T-SQL Anti-pattern of the day: ‘all-in-one’ queries


Scenario

A common requirement for enquiry queries on an OLTP database is to have search criteria which are very specific (‘get me details for for OrderID = NNNN’) and also the occasional reports which ask for all the orders (‘get me all the orders, no questions asked’.) Here is a sample from AdventureWorks which illustrates the problem:

CREATE PROCEDURE RptOrder(@OrderID int)
AS
BEGIN
    SELECT *
    FROM Sales.SalesOrderHeader
    WHERE (SalesOrderID = @OrderID OR @OrderID IS NULL)
END

What is the meaning of the underlined predicate in the above WHERE clause? It is actually a ‘special case’ where the developer intends to get back all the rows, regardless of the OrderID. This ‘special case’ is triggered by passing in a value of NULL for the @OrderID parameter.

Problem

So while this construct looks good in theory, it lends itself to very poor performance. Take a look at the 2 cases where this procedure is executed.

Case A: with specific OrderID

EXEC RptOrder 43672

Case B: asking for all records

EXEC RptOrder NULL

The plan, it turns out, is the same for both cases and a scan is used! This is despite a seekable index being present on SalesOrderID column for the SalesOrderHeader table:

image

The reason the optimizer chooses to scan the SalesOrderHeader (in this case it chooses a non-clustered index scan) is because it has no way to determine at compile and optimization time, as to what the specific value of @OrderID would be. Hence it has no way to ‘fold’ the (@OrderID IS NULL) expression and therefore has no option but to look at all the records.

Workarounds

‘IF-ELSE’ Workaround: The straightforward workaround in simple cases like the one above is to separate out the 2 cases into an IF-ELSE block:

ALTER PROCEDURE RptOrder(@OrderID int)
AS
BEGIN
    IF (@OrderID IS NOT NULL)
    BEGIN
        SELECT *
        FROM Sales.SalesOrderHeader
        WHERE (SalesOrderID = @OrderID)
    END
    ELSE
    BEGIN
        SELECT *
        FROM Sales.SalesOrderHeader
    END
END

Now, the 2 test cases work as expected. Here are the execution plans:

EXEC RptOrder 43672

image

EXEC RptOrder NULL

image

Dynamic SQL Workaround: However, as the number of predicates in the WHERE clause increase, and if all those predicates (or most of them) have such ‘catch-all’ handling then the IF – ELSE construct becomes unviable. In those cases, a dynamic SQL construct should be considered. Of course, when dealing with dynamic SQL, we must consider security first, including the possibility of SQL Injection and also the Execution Context of the dynamic SQL statement. But that is a topic for another post. Right now, here is how we could handle something like that:

— NOTE: This code is highly simplified and does not provide for any screening

— or protection against SQL injection!!! Provided as-is, confers no warranties.

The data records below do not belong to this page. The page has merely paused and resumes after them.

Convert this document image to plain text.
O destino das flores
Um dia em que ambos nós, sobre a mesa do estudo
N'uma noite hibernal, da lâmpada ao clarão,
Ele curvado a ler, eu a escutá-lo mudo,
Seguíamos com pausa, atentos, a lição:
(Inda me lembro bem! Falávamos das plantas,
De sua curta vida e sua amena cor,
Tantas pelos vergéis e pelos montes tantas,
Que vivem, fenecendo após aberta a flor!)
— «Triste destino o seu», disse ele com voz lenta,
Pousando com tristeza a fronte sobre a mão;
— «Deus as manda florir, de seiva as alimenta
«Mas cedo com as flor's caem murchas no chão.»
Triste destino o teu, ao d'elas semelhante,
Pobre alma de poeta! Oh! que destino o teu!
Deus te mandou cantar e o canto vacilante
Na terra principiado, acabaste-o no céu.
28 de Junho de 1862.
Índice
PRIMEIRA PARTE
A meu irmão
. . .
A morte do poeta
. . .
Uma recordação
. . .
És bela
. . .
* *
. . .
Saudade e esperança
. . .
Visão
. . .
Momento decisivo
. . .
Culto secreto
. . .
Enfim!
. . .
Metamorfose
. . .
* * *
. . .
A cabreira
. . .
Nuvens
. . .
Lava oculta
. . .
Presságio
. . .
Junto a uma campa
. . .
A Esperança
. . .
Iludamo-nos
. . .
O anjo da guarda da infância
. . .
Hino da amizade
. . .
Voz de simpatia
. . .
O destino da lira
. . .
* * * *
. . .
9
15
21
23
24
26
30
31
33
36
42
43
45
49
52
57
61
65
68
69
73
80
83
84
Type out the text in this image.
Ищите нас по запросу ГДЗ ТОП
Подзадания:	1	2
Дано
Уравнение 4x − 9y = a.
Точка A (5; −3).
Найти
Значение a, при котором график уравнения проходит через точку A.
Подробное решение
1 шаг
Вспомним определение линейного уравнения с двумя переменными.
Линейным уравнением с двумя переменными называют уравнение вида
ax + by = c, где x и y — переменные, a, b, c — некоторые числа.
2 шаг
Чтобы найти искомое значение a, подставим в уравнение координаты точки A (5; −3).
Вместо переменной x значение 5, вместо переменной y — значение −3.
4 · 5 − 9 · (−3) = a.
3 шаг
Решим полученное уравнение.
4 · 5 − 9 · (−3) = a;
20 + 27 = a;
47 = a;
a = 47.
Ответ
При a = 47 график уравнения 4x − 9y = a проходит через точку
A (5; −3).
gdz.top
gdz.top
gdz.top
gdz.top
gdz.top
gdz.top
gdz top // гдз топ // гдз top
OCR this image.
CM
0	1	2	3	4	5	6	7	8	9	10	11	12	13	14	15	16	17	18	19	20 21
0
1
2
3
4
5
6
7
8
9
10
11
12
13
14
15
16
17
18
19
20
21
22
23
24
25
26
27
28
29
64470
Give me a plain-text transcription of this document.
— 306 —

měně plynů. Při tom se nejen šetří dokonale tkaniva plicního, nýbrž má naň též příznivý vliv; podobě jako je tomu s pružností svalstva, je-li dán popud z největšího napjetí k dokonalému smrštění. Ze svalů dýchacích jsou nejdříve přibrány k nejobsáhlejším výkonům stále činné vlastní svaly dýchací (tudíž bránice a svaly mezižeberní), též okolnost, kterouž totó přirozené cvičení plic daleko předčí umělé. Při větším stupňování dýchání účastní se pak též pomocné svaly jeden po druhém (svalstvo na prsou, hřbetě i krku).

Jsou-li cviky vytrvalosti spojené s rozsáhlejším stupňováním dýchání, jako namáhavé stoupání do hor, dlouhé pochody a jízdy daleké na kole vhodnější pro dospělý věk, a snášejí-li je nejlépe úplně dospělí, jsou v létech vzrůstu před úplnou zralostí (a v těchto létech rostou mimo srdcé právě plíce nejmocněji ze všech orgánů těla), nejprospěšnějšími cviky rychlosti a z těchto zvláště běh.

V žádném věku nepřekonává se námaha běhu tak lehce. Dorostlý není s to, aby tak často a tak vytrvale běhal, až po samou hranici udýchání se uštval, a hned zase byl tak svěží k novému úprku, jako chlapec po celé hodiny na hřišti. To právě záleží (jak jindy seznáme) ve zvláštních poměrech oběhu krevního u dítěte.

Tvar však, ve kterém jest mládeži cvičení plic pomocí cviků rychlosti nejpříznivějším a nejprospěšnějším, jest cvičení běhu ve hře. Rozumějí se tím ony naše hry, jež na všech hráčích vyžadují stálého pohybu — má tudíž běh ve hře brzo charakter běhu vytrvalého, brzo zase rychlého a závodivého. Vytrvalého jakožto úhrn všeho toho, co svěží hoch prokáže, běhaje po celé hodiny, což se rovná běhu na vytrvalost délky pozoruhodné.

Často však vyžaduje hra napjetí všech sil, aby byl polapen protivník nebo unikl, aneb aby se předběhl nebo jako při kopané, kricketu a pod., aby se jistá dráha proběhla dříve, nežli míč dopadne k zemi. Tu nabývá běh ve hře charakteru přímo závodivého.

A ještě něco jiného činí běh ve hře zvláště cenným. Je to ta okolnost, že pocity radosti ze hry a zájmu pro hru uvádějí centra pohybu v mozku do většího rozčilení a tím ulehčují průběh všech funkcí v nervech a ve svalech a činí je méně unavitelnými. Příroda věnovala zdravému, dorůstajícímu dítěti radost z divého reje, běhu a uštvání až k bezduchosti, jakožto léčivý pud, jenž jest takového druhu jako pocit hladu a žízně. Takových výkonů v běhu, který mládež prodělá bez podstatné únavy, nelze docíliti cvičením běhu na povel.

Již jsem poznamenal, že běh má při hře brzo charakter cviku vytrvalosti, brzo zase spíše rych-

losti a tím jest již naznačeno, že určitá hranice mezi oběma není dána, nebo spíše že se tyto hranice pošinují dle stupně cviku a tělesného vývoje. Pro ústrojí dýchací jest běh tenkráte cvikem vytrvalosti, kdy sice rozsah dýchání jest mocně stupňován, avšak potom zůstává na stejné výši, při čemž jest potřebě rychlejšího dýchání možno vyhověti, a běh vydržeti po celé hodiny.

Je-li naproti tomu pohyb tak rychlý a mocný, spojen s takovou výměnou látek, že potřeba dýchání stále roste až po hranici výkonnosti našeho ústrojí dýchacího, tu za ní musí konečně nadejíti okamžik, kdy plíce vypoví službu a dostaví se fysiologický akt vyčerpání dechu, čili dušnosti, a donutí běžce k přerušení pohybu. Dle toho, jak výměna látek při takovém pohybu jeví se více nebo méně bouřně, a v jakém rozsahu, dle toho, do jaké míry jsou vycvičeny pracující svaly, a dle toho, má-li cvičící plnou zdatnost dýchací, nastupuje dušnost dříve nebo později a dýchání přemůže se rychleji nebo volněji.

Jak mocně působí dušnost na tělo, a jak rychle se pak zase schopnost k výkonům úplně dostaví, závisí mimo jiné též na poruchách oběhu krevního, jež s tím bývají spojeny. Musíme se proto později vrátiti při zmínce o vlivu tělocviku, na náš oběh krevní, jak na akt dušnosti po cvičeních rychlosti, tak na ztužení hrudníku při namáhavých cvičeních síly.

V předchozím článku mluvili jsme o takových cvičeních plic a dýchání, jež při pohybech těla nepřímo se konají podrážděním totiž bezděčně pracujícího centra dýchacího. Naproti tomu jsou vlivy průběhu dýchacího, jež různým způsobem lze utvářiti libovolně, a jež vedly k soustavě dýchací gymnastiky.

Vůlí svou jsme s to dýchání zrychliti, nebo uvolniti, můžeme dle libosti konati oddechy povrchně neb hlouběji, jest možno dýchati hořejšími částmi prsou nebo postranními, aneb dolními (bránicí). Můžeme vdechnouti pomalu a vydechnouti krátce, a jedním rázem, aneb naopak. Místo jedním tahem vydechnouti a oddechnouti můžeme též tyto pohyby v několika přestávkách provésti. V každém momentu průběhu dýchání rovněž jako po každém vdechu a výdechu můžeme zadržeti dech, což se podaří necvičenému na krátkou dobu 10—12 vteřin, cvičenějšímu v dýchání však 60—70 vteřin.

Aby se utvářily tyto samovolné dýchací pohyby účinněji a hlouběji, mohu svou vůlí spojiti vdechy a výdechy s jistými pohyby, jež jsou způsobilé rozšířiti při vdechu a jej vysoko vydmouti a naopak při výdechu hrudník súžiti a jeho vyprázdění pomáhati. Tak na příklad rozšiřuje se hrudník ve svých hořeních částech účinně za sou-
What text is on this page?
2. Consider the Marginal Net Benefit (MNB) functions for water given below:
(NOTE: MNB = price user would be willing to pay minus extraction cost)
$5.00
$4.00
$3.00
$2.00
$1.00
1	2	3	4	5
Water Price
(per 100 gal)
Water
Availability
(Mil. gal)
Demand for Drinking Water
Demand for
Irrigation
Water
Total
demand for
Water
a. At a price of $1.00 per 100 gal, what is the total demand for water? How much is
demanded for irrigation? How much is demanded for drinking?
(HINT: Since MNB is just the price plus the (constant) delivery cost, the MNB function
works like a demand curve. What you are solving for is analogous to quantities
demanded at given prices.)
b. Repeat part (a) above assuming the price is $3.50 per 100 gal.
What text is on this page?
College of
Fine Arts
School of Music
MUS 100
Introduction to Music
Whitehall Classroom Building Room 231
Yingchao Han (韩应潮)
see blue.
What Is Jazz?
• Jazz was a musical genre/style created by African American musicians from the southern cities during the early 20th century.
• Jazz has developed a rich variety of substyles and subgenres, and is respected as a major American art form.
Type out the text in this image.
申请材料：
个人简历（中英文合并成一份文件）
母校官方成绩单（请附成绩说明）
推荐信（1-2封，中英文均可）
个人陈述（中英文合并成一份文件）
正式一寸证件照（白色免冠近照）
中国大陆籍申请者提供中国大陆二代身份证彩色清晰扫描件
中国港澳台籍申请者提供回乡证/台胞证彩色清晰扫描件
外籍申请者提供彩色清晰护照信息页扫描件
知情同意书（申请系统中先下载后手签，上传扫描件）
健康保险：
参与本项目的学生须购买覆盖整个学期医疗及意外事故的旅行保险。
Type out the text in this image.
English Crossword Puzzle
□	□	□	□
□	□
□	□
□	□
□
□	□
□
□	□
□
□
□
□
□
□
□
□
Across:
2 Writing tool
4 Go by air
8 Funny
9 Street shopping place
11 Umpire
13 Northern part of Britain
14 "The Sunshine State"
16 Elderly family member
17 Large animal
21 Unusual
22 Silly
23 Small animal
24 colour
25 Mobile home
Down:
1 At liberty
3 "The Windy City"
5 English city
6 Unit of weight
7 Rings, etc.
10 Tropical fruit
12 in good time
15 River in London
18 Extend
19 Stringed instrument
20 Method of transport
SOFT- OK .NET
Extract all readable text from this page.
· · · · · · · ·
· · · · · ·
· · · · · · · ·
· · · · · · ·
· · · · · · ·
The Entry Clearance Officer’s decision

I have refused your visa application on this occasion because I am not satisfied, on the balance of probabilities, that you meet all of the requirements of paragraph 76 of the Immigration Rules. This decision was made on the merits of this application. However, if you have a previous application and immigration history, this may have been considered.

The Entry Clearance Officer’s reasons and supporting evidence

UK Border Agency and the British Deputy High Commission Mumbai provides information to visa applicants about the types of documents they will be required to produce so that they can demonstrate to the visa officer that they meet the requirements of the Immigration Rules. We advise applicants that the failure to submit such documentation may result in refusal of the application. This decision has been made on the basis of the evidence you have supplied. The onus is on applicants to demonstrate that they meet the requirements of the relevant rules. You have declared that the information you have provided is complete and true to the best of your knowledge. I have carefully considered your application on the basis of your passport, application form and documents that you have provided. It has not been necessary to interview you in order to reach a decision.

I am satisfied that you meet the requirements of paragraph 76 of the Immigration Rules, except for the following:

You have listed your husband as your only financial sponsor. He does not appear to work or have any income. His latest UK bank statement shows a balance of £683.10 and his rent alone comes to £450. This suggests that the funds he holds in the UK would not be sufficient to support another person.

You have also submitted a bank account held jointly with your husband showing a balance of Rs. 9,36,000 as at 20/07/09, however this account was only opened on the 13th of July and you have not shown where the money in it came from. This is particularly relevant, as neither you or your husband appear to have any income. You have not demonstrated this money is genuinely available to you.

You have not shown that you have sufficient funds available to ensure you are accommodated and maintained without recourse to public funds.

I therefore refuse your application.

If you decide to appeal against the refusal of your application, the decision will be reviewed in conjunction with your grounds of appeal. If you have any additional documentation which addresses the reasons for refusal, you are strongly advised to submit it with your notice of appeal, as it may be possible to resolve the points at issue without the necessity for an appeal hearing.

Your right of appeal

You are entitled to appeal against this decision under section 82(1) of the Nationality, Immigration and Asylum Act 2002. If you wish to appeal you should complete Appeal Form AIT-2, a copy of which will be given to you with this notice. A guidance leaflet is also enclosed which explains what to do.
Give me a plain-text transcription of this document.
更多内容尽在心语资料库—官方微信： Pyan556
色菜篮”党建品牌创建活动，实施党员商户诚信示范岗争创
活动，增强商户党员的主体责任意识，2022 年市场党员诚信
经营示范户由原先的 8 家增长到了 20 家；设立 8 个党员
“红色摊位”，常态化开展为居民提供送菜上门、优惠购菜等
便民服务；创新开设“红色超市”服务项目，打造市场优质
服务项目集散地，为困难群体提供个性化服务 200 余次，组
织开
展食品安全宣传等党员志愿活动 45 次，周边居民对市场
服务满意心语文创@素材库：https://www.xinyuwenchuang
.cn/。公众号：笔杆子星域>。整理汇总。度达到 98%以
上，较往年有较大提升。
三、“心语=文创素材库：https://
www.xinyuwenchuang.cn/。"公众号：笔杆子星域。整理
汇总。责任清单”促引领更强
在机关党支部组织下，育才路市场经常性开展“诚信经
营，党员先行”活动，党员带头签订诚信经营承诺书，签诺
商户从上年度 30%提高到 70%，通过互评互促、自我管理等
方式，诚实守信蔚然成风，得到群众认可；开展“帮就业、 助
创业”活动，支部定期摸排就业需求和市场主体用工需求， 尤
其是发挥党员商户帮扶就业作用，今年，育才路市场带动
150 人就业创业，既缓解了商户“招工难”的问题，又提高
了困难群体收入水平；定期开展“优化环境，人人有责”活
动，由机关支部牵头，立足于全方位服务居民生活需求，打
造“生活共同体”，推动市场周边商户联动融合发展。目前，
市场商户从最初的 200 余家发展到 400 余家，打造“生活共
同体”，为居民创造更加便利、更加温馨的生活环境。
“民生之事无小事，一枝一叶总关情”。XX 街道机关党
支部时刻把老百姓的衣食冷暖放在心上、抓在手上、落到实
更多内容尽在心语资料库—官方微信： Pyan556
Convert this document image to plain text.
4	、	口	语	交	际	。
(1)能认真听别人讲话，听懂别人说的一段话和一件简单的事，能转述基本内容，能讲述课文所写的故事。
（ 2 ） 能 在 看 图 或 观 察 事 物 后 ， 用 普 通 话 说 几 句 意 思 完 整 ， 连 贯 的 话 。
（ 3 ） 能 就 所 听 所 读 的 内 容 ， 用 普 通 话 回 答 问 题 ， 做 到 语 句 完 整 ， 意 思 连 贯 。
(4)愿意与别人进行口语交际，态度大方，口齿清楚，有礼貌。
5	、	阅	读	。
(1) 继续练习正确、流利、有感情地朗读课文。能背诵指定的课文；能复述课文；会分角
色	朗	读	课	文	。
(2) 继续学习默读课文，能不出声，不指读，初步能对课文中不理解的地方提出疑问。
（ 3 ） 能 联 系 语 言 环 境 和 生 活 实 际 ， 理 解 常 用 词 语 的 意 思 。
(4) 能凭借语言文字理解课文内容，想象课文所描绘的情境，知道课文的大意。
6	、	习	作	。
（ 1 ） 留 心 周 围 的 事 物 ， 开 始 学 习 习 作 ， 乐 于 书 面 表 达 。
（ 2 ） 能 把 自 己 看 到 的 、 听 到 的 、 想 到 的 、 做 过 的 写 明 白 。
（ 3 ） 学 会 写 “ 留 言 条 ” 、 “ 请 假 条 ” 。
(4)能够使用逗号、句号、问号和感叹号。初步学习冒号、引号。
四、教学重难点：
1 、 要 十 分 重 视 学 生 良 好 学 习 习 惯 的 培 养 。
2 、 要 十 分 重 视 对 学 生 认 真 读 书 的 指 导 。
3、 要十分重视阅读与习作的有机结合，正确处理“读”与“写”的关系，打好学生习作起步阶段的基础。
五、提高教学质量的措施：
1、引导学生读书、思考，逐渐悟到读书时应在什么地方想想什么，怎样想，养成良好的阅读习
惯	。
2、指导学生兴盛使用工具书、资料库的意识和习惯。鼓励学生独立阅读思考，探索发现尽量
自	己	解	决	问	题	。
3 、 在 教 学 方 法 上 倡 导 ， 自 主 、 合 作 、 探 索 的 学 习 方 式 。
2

ALTER PROCEDURE RptOrder(@OrderID int)
AS
BEGIN
    DECLARE @sDynamicSQL nvarchar(4000)
    SELECT @sDynamicSQL = ‘SELECT * FROM Sales.SalesOrderHeader ‘

    IF (@OrderID IS NOT NULL)
    BEGIN
        SELECT @sDynamicSQL = @sDynamicSQL + ‘ WHERE (SalesOrderID = @OrderID)’
    END

    EXEC sp_executesql @sDynamicSQL, N’@OrderID int’, @OrderID = @OrderID
END

Different Code Paths: The cleanest way of course is to consider having separate procedures for each kind of query. For example we can have a procedure called RptSpecificOrder for the case where we are searching by specific OrderID, and another one called RptAllOrders for the ‘get-me-everything’ case. This does have the advantage of clean isolation, but it does not scale easily when the number of predicates are larger. But is does also have the advantage that if we are querying for specific orders 99% of the time, that code path is simplified and optimized accordingly.

Conclusion

Beware of this T-SQL anti-pattern as it is one of the most common ones we see and it does have a huge (negative) impact on query performance. As you can see, if they are not done with these patterns in mind, application design and reporting requirements can have a detrimental effect on OLTP query execution. Separating reporting and OLTP workloads could be the key to solving these kinds of issues. But if separation is not possible, then clever use of separate code paths and stored procedures could help ensure that the most efficient execution plan is selected for each case. For complex queries, dynamic SQL may offer the simplest way out, but due care has to be taken to ensure that permissions and SQL injection issues are kept in mind when dealing with dynamic SQL statements.

Comments (10)

  1. Scott says:

    What kind of performance would using a coalesce produce? For example:

       SELECT *

       FROM Sales.SalesOrderHeader

       WHERE (SalesOrderID =

          COALESCE(@OrderID,[SalesOrderID])

  2. Thanks Scott

    The question you raise is very natural in the above scenario. While the expression you suggest is functionally correct, it suffers from the very same problem but for a different reason: the presence of the COALESCE function in the predicate causes the optimizer to again choose a scan.

  3. andyclap says:

    I don’t use sprocs myself for this sort of thing, but I’m surprised you’ve not mentioned WITH RECOMPILE – is the performance impact of recalculating the plan each time significantly greater than using dynamic SQL?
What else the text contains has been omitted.